In the evenings of late summer, the adults sat around and talked til dark. Someone was always shelling peas or beans. We didn’t change the clocks in those days-but the days were just as long anyway. By the time we went in, we had found the first star, and made our wishes . The Bob White had called out and bats were darting about.
The dirt of the day was scrubbed off with a vengeance . We said our prayers and went to bed.
It is no wonder, that I never wanted to go back to school. I found it dull and artificial. I had wonderful class mates and kind teachers, but my heart belonged to the back roads and my own people. I knew how to read and do the math, already. I had learned these things connected to life on the farm which was so natural. I actually mourned and would cry at the “drop of a hat”, at school.
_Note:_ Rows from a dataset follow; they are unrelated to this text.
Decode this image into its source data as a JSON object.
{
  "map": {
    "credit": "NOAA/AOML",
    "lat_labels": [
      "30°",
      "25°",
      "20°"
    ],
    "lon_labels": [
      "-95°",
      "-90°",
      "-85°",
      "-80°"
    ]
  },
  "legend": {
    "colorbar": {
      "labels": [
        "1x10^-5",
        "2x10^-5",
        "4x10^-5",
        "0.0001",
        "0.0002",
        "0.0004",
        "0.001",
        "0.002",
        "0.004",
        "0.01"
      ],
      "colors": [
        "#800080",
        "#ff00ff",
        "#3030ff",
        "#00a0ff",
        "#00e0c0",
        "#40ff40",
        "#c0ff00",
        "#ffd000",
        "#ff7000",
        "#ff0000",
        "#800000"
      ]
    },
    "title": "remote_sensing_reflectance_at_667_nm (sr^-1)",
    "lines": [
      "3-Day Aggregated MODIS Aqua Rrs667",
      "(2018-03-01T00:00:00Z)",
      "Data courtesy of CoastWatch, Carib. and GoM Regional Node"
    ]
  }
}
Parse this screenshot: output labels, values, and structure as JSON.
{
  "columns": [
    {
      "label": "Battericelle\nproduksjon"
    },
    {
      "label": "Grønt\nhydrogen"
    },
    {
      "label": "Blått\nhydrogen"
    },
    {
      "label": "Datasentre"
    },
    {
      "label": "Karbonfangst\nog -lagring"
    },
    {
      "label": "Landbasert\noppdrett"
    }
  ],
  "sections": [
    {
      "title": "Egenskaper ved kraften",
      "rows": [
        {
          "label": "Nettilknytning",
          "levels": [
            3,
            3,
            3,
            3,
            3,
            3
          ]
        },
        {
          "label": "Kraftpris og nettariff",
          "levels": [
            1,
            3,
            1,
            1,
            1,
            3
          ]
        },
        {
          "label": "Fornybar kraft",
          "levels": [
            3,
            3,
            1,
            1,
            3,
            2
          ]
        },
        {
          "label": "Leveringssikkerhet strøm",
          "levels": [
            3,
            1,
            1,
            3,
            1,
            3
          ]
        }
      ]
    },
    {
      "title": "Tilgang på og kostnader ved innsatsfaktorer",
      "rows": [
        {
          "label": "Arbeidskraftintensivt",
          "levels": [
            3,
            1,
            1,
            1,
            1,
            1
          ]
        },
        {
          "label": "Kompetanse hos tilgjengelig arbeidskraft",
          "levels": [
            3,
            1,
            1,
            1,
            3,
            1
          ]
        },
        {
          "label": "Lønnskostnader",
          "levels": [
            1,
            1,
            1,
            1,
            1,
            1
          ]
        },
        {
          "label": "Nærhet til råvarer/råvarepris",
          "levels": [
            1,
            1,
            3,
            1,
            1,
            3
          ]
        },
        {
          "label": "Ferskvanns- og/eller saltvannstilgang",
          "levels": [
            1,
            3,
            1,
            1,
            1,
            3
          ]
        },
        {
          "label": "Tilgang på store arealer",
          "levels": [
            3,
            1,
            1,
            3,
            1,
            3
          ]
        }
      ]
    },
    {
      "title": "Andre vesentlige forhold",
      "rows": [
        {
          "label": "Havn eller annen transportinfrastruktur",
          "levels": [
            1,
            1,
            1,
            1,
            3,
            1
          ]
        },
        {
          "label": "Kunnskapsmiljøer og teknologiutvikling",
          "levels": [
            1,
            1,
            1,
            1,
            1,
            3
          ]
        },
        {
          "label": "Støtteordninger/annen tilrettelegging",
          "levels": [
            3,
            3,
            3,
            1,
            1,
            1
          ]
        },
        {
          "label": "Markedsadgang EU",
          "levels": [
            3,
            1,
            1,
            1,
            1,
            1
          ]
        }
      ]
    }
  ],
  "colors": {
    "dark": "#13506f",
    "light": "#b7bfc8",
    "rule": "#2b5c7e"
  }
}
I did well though I had to sit in the “Lonesome Chair” on occasion, for yelling out answers to silly questions. “What color is the dog?” I could not comprehend that the class didn’t know and I did not see the need to waste my life waiting for someone to guess about it. So I would try to put an end to the misery. No one else was talking, so it did not seem impolite to answer.
Had it not been for the library, I am sure that I would have perished from the boredom. It took me three months to convince the stern librarian, “Miss Susie” that I could read the “third grade” books, for it was considered “trespassing” for me to go in that section of the library.
The school bus took the longest way home, but when I finally saw our house and the farm, and the door opened, I “hit the ground running”!
I have countless memories of those summers, and I think a lot, about what it felt like to be a child in those days. Weather was of utmost importance and dictated our actions, so even children learned to recognize signs. Light was our clock and even now, I know the hour according to the where the sun is. The only need to rush, back then, was when a storm was coming and clothes were on the line or the ponies got out. (That was always exciting.) How peaceful life is without schedules, I want to shout to the world.
I learned so many valuable lessons-a collection of “precious remnants”, that still make a difference and ring true.
Work and play are both equally vital -so we ought to grow tomatoes and flowers. Immersion in nature, is really like going to church for you will be humbled and grateful, all at once. Loyalty to family is valuable beyond measure, whether they are “saints or sinners”. . .You can learn a lot from both sorts. Do not become so tame and civilized, that even your thoughts can’t wildly ramble. Stay curious . Curiosity is the spark we must fan, to keep learning and rest assured, even life long learners never know everything. . . and for goodness sakes . . LOVE like your life depends on it, for in some ways, it really does . . . and it does “cover a multitude of sins”, after all.